I quit my full-time job to do this for league and it changed my life…
First of all: I’m not stupid. I know for myself this was a right decision. But read on :D
I was working as a web developer at a good web agency. I had to maintain and enhance fashion online shops. I don’t want to qq, but I had to work hard and long every single week. I had to do things, although I knew they are wrong (coding stuff), but faster accomplished. I found myself sitting in front of my office pc at eastern..
Our target audience were 54 year old women. One day I had to check this. Wow great life, having to check such things and to work day in day out on the fucking same project.
It was time-consuming and just exhausting. I joined them as a fresh and new web development student, and I knew I have to learn a lot, although I had studied this topic.
They told me many things, but they didn’t keep their promises. I had nobody breaking me in.. in a (for me at that time) complex system.
Someday my back started hurting. I couldn’t sit anymore. When i was sitting on my chair it was just hurting. 55 - 60 or even more hours a week, mainly sitting. Skipping lunch… Maybe for some of you this is normal, but I wasn’t accustomed!
I gained more weight, because I didn’t have time anymore to go to the gym.
My girlfriend and I more and more alienated, although we are together since 12 years by now. (And thx god still, I'll marry this women or no other)
At work everybody was like: Work is the only important thing, all other things don’t have priority.
Luckily (I think) I noticed something isn’t going the right way. I realised how my enthusiasm was gone what ended up in hating my work. I began going to toilet for half an hour playing angry birds on my smartphone, just to escape a task I couldn’t fulfill, too frightened to admit it’s too much for me. Have to pay my rent, I don’t want to fail.. By now I think this is a weakness of me: Admitting to myself I failed.
Then this huge new functionality was announced and I had to do it. It was just too much for me. By now I was working there for a year.
My girlfriend wanted to break off with me. But my head was occupied with other things.
But one day I realised one important thing:
Screw this. I don't want this.
What a fuckin first world problem, there are always people who have to struggle much more and have to endure things I can't imagine. Stand your ground.

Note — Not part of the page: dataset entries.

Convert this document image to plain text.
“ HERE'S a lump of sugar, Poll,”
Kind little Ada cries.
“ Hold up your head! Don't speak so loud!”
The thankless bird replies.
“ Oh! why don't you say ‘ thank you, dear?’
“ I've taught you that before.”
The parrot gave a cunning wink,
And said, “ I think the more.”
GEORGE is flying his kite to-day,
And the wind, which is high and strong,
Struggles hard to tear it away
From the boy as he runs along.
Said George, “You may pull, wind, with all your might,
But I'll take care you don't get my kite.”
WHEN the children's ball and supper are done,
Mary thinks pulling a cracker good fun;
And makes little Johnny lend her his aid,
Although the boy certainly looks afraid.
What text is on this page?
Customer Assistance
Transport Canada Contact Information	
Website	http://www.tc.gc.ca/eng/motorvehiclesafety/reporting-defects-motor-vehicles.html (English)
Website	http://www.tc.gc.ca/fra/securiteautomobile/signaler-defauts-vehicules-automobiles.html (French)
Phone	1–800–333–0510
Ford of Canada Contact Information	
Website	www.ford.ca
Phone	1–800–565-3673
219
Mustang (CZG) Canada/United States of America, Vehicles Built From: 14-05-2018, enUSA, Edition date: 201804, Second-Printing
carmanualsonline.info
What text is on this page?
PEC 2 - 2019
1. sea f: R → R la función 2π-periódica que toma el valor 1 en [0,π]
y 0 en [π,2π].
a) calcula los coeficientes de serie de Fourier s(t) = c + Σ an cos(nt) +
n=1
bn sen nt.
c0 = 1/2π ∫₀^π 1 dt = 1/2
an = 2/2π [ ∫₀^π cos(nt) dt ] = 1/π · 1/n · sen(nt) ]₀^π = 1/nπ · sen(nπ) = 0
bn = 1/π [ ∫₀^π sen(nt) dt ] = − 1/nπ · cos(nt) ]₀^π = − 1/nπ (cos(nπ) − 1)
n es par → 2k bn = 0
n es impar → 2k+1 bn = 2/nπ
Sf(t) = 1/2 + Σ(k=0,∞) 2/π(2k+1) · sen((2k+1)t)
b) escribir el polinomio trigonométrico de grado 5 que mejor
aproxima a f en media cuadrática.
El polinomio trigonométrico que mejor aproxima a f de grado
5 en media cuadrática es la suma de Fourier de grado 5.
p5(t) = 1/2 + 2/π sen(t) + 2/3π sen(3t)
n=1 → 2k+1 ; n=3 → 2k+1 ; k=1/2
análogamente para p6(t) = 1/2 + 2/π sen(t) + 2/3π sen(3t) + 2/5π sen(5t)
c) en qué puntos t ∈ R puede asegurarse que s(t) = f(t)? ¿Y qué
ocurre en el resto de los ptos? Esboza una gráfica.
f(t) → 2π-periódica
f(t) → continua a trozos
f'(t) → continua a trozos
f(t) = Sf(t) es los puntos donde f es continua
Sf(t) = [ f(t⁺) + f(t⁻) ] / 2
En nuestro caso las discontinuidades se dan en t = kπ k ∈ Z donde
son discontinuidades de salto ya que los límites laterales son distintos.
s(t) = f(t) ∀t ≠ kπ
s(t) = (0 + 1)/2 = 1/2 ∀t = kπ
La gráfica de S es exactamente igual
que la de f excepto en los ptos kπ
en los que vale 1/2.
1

Such thoughts went through my head...
I don’t have to do this. I don’t have to code garbage code, only because it’s faster accomplished. I don’t have to skip sports, because I had a long day and no energy. I don’t have to lose my girlfriend for a fuckin’ job. I don't have to play angry birds (or bunny shot!) on toilet to kill time. I’m not a slave.
And the first time I began to understand what it means to be under high psychological pressure (burnout). (I seriously wonder at this point if you guys think I’m just a big pussy, I swear I’m not^^ I’m ambitious. It’s only finished, if it’s finished...which was part of the problem as you might noticed)
Call this stupid or not, but league of legends was always something for me, in this time too, where I could escape all this. It was easier to start one game at the end of the day or even before work (flextime^^) than to go to the gym… and stuff like that.
So I decided to quit my job. From one day to the next (it was possible for me to end the contract with my employer in this way).
I still loved my gf and a long story short she forgave me. I know her since we are 13years old and I know she just wanted someone paying attention. Wanted to hear I find her pretty and attractive. Just wanted to spend time with me.
Now I’m self-employed. Running my own business. I’m also a lecturer. Did a couple of jobs I WANTED, because I liked them and decided to create LoLCure.net (www.lolcure.net for League of Legends (and its community!)
Just wanted to share my story with you. I hope this wasn’t boring for you. I know I put a lot of time in LoLCure and it won’t pay out financial, but I don’t care.
See this as my “thank you” to this game. It’s sad that so many summoners are verbally offending others or stir up hatred in this awesome game. Maybe you like it and maybe not. I wanted to do this and I know it can work. And I also knew I won’t get paid for it.
And although there are some people trying to badmouth me as a scammer (phishing/ scamming site) although they didn't even look at my site (else they would know hiw precious I am treating their data) or just telling me that this is shit or yelling at me to fuck off with my advertising here and there... this is for all of you I just want you to know. Nobody forces you to use, love or having sex with it. This website means something to me. It's my baby and it isn't perfect, but hey there's still time. I fell in love with my work again and we are all working so much nowadays, you should love what you do or consider to stop it if possible.
Of course I want people to know LoLCure. I would be just happy if many people use it and help to improve our league of legends community experience.
This is also for all of you. And maybe one day people will learn, that sometimes your opponent is just better^^ And maybe this game or real life will teach you when it is time to admit: You failed!
Cheers to all of you reading this text, it really is kind of emotional for me, thx.